Indicators of difficult intubation
The difficult intubation assessment tool “LEMON” and difficult ventilation assessment tool “MOANS” (Mask seal, Obesity, Age (elderly), No teeth, Stiffness) were used to evaluate the patients undergoing endotracheal intubation.8,18 For the “Look externally” criterion of “LEMON,” we assessed any significant facial injury, large incisors, significant beard or mustache, and large tongue. For the “Evaluate the 3-3-2 rule” criterion, we assessed a mouth opening of less than three finger breadths, a hypomental distance of less than three finger breadths, and a thyrohyoid distance of less than two finger breadths. For the “Obstruction” criterion, we record all conditions that may make the laryngoscopic view more difficult, such as a mass, hematoma, or massive bleeding. For the “Neck mobility” criterion, we assessed limited neck mobility, such as collar immobilization. With respect to the “Mallampati score” criterion of the “LEMON” assessment tool, however, we did not record the Mallampati score because it requires patient cooperation, which is limited in critically ill patients in the ED. Indicators of difficult intubation using the “MOANS” assessment tool were also noted, but we did not consider them as indicators of difficult intubation in this study.

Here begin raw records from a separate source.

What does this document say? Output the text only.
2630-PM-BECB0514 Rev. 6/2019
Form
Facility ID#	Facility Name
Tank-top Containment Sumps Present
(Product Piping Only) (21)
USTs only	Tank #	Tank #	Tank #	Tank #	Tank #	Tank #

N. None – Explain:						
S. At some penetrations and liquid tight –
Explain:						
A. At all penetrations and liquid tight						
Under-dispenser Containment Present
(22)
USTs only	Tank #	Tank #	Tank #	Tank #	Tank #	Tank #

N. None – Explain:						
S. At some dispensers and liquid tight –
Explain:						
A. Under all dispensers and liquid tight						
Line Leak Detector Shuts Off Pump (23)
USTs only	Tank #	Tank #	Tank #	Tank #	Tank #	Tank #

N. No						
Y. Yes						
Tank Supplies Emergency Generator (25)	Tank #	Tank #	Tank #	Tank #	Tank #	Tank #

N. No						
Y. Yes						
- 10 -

Data collection and study variables
We collected data regarding the patients’ characteristics, including sex, age, Glasgow coma scale score, main indication for intubation, initial method of intubation, dosage of any medications used, operator level of training, number of attempts, success or failure, and structures identified by direct and indirect laryngoscopy. The patients were divided into two groups: the difficult intubation group and the non-difficult intubation group. We then used a multivariable regression model to identify significant predictors of difficult intubation. The data were collected from June 2018 to July 2020, and after excluding patients who did not meet the study criteria, the total sample size was 617 patients. The protocol is illustrated in Figure 1.
Outcome of interest
The outcome of interest was a positive difficult anatomical laryngoscopic view according to the final intubation after each set of intubation attempts was finished. Patients in the difficult intubation group had a Cormack–Lehane grade III or IV laryngoscopic view, and those in the non-difficult intubation group had a Cormack–Lehane grade I or II laryngoscopic view. Finally, we used the patients’ data to develop a risk score with which to predict difficult intubation in the ED.
Statistical analysis
The data were analyzed using STATA version 16.0 (StataCorp). All variables were compared between the difficult intubation and non-difficult intubation groups by descriptive statistics. The predictive power of each variable for a positive difficult laryngoscopic view was calculated using univariable logistic regression and is presented as the area under the receiver operating characteristic curve (AuROC) with the 95% confidence interval (CI). A multivariable stepwise backward logistic regression model was used to develop the predictive model. Predictors with a cut-off P-value of 0.05 after the univariable analysis were included in the model and eliminated with a significance level of 0.001. Regression coefficients for each level of each clinical predictor were divided by the smallest coefficient of the model and rounded to the nearest 0.5, resulting in an item risk score. According to this score, the coefficients were then changed into item scores and added together into a single score, and the patients were thus classified into low-, moderate-, and high-probability categories. Discrimination of the airway assessment scores is presented as the AuROC and 95% CI for the clinical risk score of difficult intubations. Calibration of the prediction was performed using the Hosmer–Lemeshow goodness-of-fit test. The score-predicted risk of difficult intubation and the observed risk were then compared in a graph. The number of reports and percentages of each group are presented with the positive likelihood ratio, 95% CIs, and P-values.